Samuel's face went pale. "That's not a coincidence. That's a system."
"Who benefits?" Maya asked. "Who decides?"
"I don't know. But I know who might." Samuel stood, walked to a desk in the corner, and pulled out a small leather-bound book. "I found this in the town hall archives. It's a census record from 1885, when Hollow Creek was first founded."
He opened it to a marked page. The handwriting was old-fashioned, the ink brown with age. At the top of the page, someone had written:
*In accordance with the Compact, the following souls are offered to maintain the Balance.*
Below it, a list of names. Twenty-three of them. All crossed out.
"The Compact," Maya said. "What's the Compact?"
"I don't know. But I think it's still in effect." Samuel closed the book. "I think someone is still making offerings. Still maintaining the Balance."
"Who?"
"Eleanor Whitmore." The name came out like a curse. "She's the oldest resident in Hollow Creek. Her family has been here since the beginning. She's on every committee, every board, every decision-making body. When I first arrived, she welcomed me personally. Told me that Hollow Creek was a place where things stayed the same."
"A place where things stayed the same," Maya repeated. "Because they erase anything that changes."
Samuel nodded. "I think she's the one. I think she's been doing this for decades. Maybe longer."
The fire crackled, and Maya felt a chill that had nothing to do with the cold. "We need proof. We need to find someone who was supposed to be forgotten but wasn't."
"That's impossible. If they were forgotten, they're gone."
"Unless there's someone immune." Maya thought of her aunt, of the way Rose had fought against the forgetting. "Someone whose bloodline protects them."
Samuel looked at her. "You said your aunt is fading. If she's immune, why is she fading?"
"Maybe the immunity isn't absolute. Maybe it's weakening." Maya stood, pacing. "Or maybe it's not about blood. Maybe it's about something else. About remembering. About refusing to let go."

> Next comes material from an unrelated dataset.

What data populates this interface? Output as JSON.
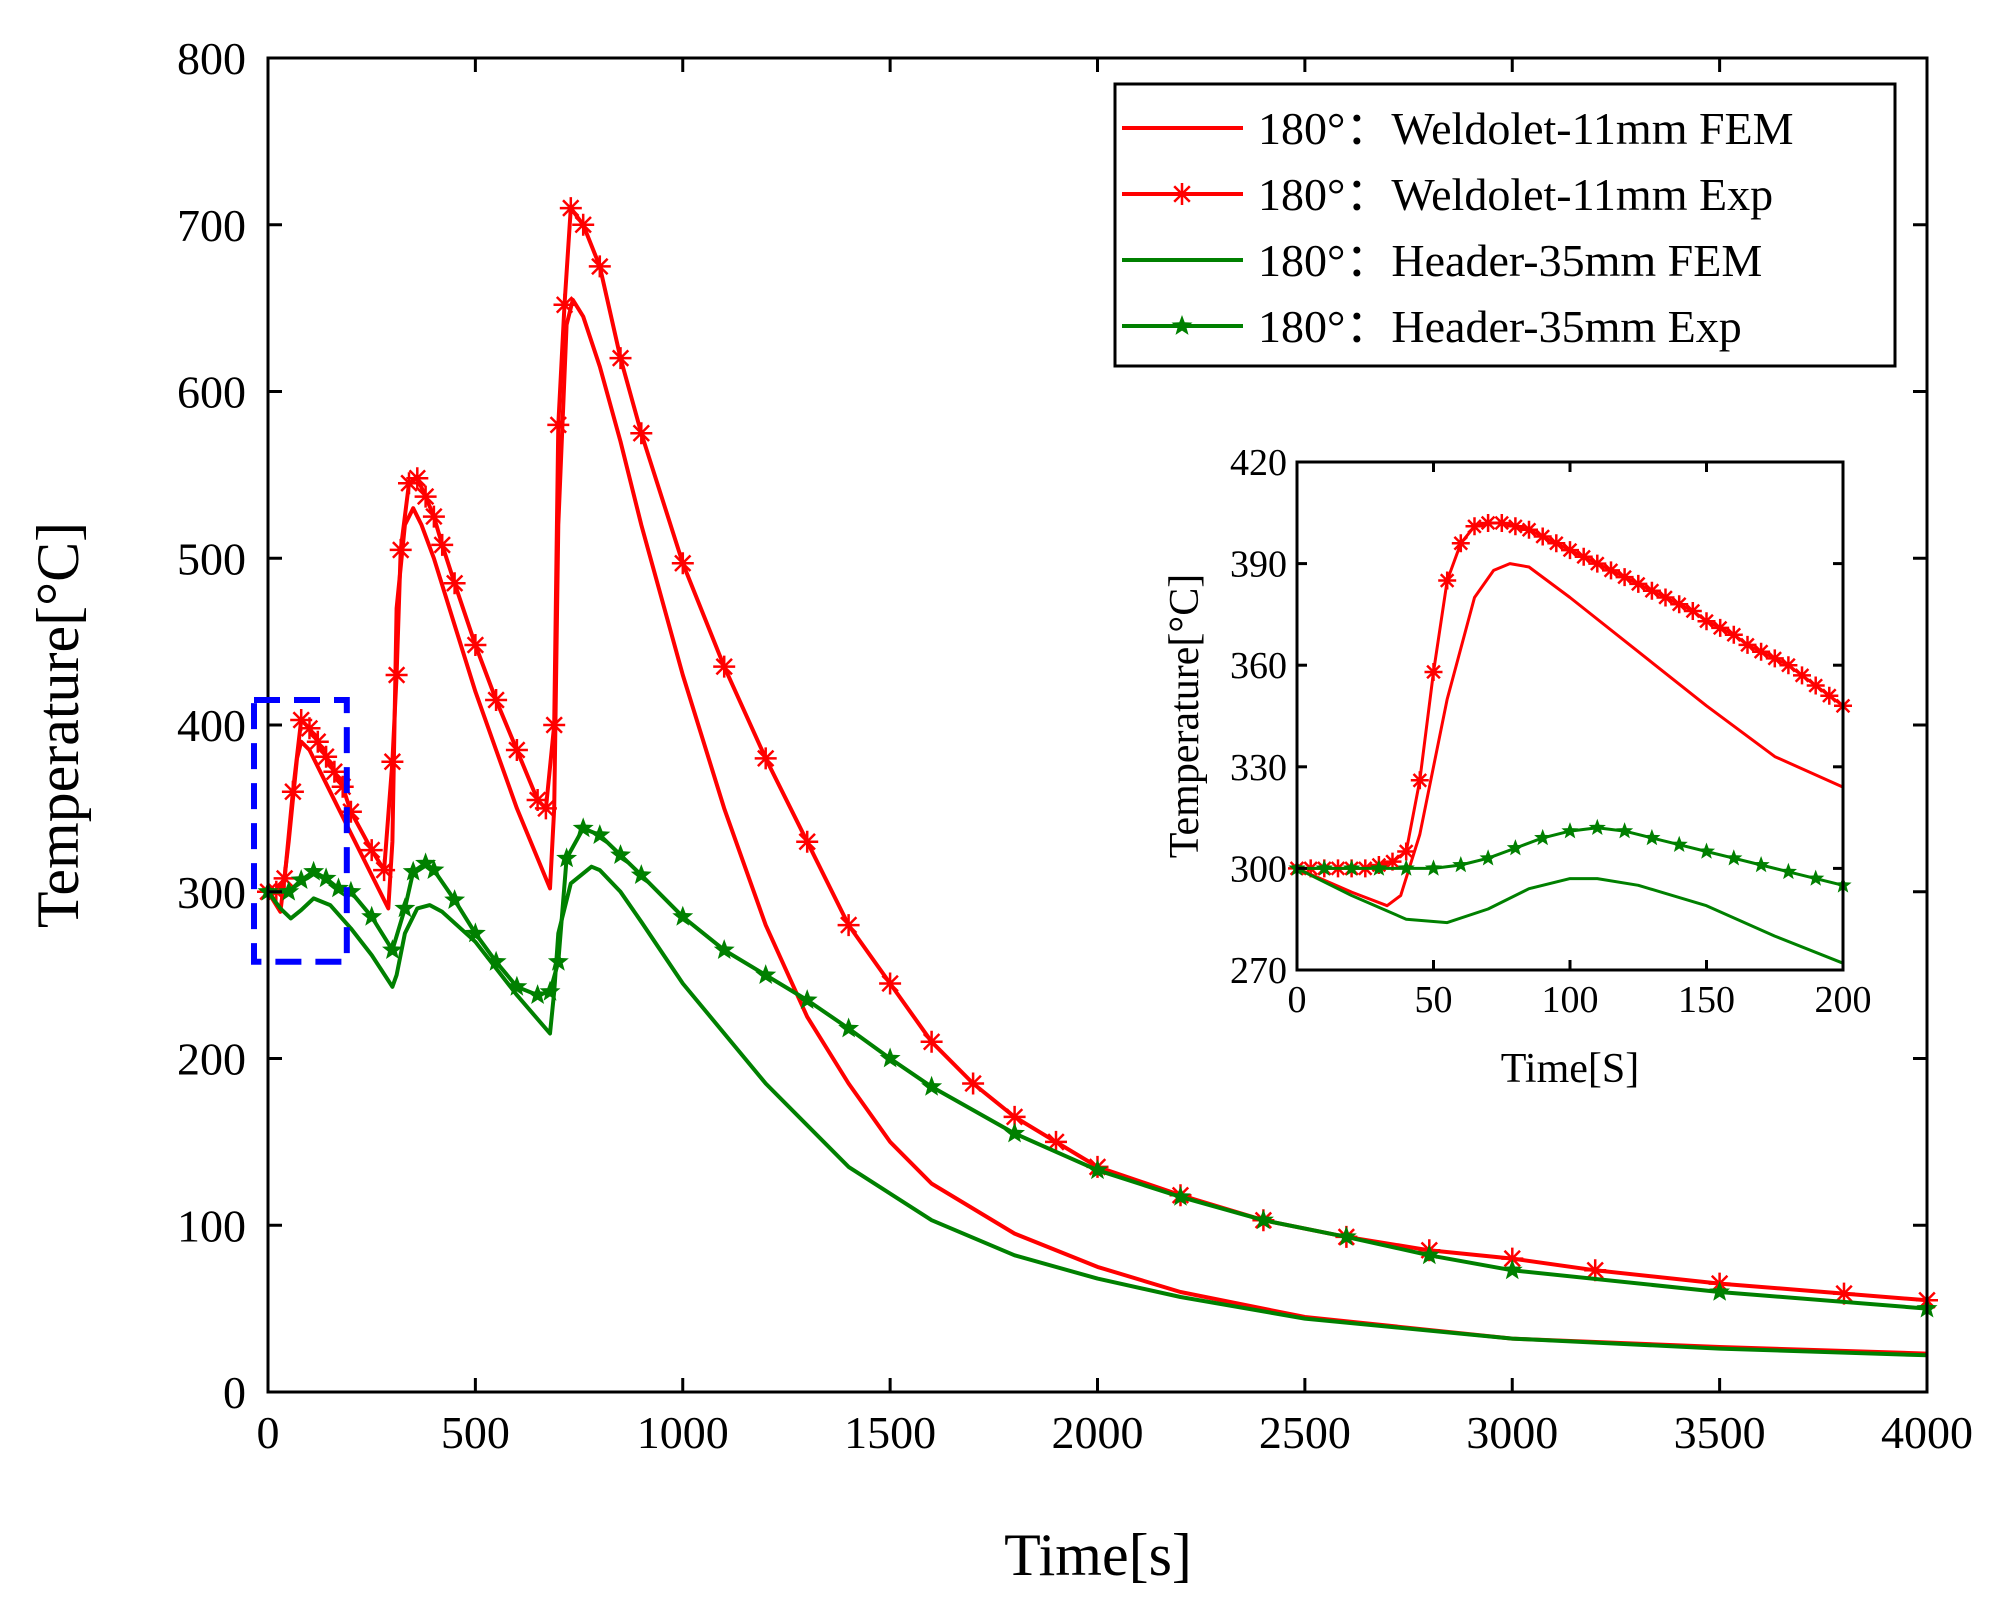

"Your aunt remembered. She warned you. She fought."
"Yes." Maya stopped. "And now she's almost gone."
Samuel stood too, facing her. "Then we have to move fast. Before we forget her completely. Before we forget ourselves."
He reached for his coat. "There's someone I want you to meet. A patient I treated last month. A woman named Rose Chen."
Maya's heart stopped. "Rose Chen?"
"Yes. She came in with memory problems. Confusion. Said she felt like she was disappearing." Samuel pulled on his coat. "She had a niece. She talked about her constantly. The niece's name was..."
He stopped.
His face went blank.
"The niece's name was..." He shook his head, frowning. "I can't remember."
Maya felt the world tilt. "What do you mean you can't remember?"
"I mean I just had it. I was holding onto it." Samuel pressed his palms to his temples. "Rose Chen. I treated Rose Chen. She had a niece. The niece's name was..."
He looked at Maya, and there was terror in his eyes.
"I can't remember her name."
Maya grabbed his arm. "It's me. I'm the niece. I'm Maya Chen. Your aunt is my aunt. You remember. You have to remember."
Samuel stared at her, his face a mask of concentration. "Maya Chen," he said slowly. "Maya Chen." He said it again, like he was trying to memorize it. "I remember. I remember your name. But I can feel it slipping. Like sand through my fingers."
He pulled out his prescription pad, scribbled something, and handed it to her.
*Maya Chen. Niece of Rose Chen. She is real. She is here. Do not forget.*
"Keep this," he said. "Write it down. Say it out loud. Don't let them take you."
Maya looked at the paper, at her name in his handwriting, and felt the weight of what they were fighting.
Not just a mystery.
An erasure.
And they were both already disappearing.